Colonial settlers’ memories explored in new online course

Back to news
Europeans disembarking in Algiers by steam boat in 1899 (Detroit Publishing Co., Public domain)
Europeans disembarking in Algiers by steam boat in 1899 (Detroit Publishing Co., Public domain)

The experiences of former European settlers of colonial Algeria will be the focus of a new online course launched by the University of Stirling.

Through a mixture of archive footage, extracts from literary and journalistic texts, the “Remembering Empire” course will explore what can be learned from the settlers’ surprising stories.

Algeria was a French settler colony from 1830 to 1962. However, following the violent conclusion to an eight-year long struggle for Algerian Independence, nearly one million settlers left in a few months.

Example of French-Algerian architecture

Although technically French, for many of them, France – the ‘mother-country’ – was a foreign land.
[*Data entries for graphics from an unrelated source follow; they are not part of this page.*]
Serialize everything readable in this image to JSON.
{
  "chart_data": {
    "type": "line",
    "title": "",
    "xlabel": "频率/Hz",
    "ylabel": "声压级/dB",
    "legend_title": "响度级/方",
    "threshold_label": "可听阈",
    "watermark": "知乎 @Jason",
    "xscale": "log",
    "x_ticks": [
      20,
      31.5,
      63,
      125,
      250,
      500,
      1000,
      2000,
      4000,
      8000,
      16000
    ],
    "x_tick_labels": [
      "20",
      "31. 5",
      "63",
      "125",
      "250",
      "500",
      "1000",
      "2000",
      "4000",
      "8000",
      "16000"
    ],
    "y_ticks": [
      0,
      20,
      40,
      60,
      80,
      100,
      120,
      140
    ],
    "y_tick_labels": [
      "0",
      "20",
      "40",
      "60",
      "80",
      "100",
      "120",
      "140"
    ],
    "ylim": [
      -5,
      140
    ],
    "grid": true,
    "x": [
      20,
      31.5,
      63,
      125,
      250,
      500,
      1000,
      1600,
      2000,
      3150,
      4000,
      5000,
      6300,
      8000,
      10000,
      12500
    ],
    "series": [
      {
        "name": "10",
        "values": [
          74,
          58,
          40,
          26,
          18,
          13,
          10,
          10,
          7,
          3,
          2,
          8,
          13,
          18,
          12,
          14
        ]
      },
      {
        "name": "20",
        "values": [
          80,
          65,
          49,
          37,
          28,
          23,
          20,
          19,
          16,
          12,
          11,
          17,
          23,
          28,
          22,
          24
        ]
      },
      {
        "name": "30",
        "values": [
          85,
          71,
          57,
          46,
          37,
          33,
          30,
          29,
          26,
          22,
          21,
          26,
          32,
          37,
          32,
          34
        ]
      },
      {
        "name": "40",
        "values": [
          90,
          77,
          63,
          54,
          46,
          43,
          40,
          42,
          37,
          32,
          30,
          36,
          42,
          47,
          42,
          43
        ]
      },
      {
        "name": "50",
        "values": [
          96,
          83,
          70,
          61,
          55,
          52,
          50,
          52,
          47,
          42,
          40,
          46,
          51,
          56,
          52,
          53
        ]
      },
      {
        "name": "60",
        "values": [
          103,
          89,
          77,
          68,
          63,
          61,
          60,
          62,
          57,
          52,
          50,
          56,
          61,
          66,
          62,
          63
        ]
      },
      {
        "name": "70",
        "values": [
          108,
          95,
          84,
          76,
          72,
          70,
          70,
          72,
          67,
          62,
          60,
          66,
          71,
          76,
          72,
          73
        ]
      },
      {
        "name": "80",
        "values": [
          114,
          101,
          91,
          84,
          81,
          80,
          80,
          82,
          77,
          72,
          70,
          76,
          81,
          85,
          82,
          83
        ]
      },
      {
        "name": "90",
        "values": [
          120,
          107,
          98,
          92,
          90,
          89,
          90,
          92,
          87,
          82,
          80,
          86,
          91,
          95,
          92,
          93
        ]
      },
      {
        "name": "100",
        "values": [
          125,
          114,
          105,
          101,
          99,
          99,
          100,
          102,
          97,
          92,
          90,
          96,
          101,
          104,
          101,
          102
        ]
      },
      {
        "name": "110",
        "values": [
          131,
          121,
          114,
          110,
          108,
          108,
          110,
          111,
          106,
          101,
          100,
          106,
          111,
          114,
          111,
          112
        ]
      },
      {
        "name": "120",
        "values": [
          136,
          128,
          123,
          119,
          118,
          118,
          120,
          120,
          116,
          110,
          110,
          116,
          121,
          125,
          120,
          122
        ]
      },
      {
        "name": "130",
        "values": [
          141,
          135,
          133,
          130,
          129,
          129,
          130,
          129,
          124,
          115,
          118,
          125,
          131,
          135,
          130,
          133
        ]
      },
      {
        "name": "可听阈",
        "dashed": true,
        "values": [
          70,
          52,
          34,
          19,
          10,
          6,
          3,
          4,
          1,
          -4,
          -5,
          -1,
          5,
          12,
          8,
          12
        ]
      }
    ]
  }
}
Since then, some settler activist groups have campaigned to be recognised as victims of decolonisation, rather than as perpetrators of an oppressive and racist colonial system.

Course leader Dr Fiona Barclay, Senior Lecturer in French at Stirling, said: “This story is little known in the English-speaking world but is actually an excellent case study for understanding the role of colonial memory in our own troubled times. With the rise of nationalism, evidence by Brexit in the UK and Trump in the USA, the memory of imperial pasts are called on by populist movements as proof of potential future glory.

“Investigating how the French settlers of Algeria remember themselves and their history in colonial Algeria can shed lights how myths about colonialism are shaped and why they might not tell us the whole story. “

Settlers leaving in 1962 “Does France still love us?” (Paris-Match no. 686, 2 June 1962)

Settlers leaving in 1962 “Does France still love us?” (Paris-Match no. 686, 2 June 1962)

The “Remembering Empire” course  features five sessions that take students on a step-by-step journey through the different stories crafted by the former French settlers; from their early years as ‘pioneers’, to the ‘coloniser’ myth of a harmonious, fraternal society, to their experiences as ‘refugees’ fleeing Algeria. Each week, it will also make links to the memory of British colonialism, such as Scottish settlers in other colonies around the world.

The course will launch on 17 October and run for five weeks. It is free and open to anyone with an interest in collective memory, colonialism and migration.

Dr Barclay, whose article was published by The Conversation yesterday, added: “The course will be especially useful for educators and professionals in museums or the heritage sector.”